The next step is to let go of the employee mindset you have. Writing an email or answering a question in a meeting is a key opportunity for people to recognize your expertise and personality. When you rise above mediocrity every day, people will become a fan of your work ethic and start to love you as a person, too. Employees find a way to only do what's asked of them, but personal brands find a way to market themselves through their unique offerings and experiences.
Here are four ways to begin to let go of your employee mindset:
- Stop undervaluing the tasks you do every day.
- Value your relationships with internal stakeholders, external stakeholders and clients you meet with regularly.
- Start finding new ways to speak at staff meetings via presentations, briefings and conference calls.
- Go out of your way to attend all-hands meetings and workplace parties.
As you let go of your employee mindset, you'll begin to adopt a branding mindset. This personal brand needs to match your career goals, desires, and dreams.
Here are three ways to embrace a branding mindset:
- Big or small, everything you do at work is an asset; always deliver quality products, customer service and information.
- Display great communication skills in meetings, conference calls, phone calls and emails with everyone you come in contact with.
- Write down your weekly accomplishments and keep track of your performance metrics.
You add value in everything you do and everyone you come in contact with, even if it doesn't always feel like it. The best way to present your personal brand is to always strive to go above and beyond.
Related: How to Turn Your Work-Related Stress and Anxiety into Accomplishments
Build you, being you
As you build your personal brand, authenticity is a great asset. When you align with organizations that embrace your personality and expertise as a college graduate, professional, or retiree, it creates a smooth transition if leadership and colleagues feel comfortable with you displaying your personal brand at all times.
Not every company will like your authentic self, so it's important to assess the work environment and see how much it can handle of you simply being you. This isn't to say that you should have no filter on what you say or wear your pajamas to work. What it means is that you can bring your authentic self to work by taking part in personal enrichment activities that help build your brand and use those experiences as touchpoints in your daily work, whether in meetings or in personal conversations with colleagues. To that end, here are ten ways to build on your education, experience and expertise for your personal brand:
- Work on challenging work-related projects.
- Enroll in training related to your job or career goals.
- Earn more professional certifications.
- Read one industry-related book per month.
- Read one career-related blog or article per day.
- Watch one or two short industry-related videos on YouTube or Udemy per week.
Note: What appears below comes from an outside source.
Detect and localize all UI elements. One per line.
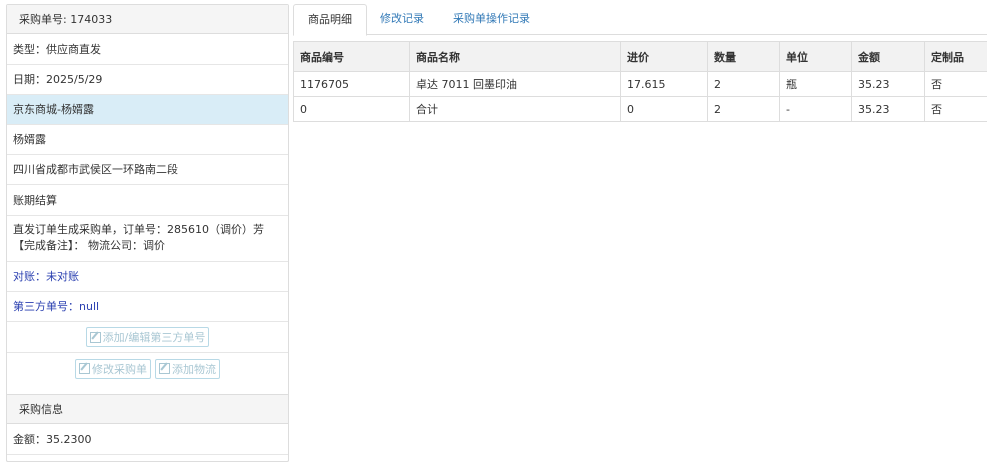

- Listen to industry-related podcasts.
- Volunteer to work on cross-collaboration projects and detail opportunities.
- Attend free professional conferences, virtual webinars and workshops throughout the year.
- Connect with experts within your organization and pick their brains for new knowledge.
If you want a solid personal brand, you must go beyond the basics of getting a degree, a new job, or a certification and help your brand grow beyond the confines of your current cubicle. The best corporate brands keep advancing their products and services by offering new products, marketing those products in new ways, and collaborating with media outlets and companies to advance their brands. You have to do the same thing if you want to increase your compensation and succeed against your competition.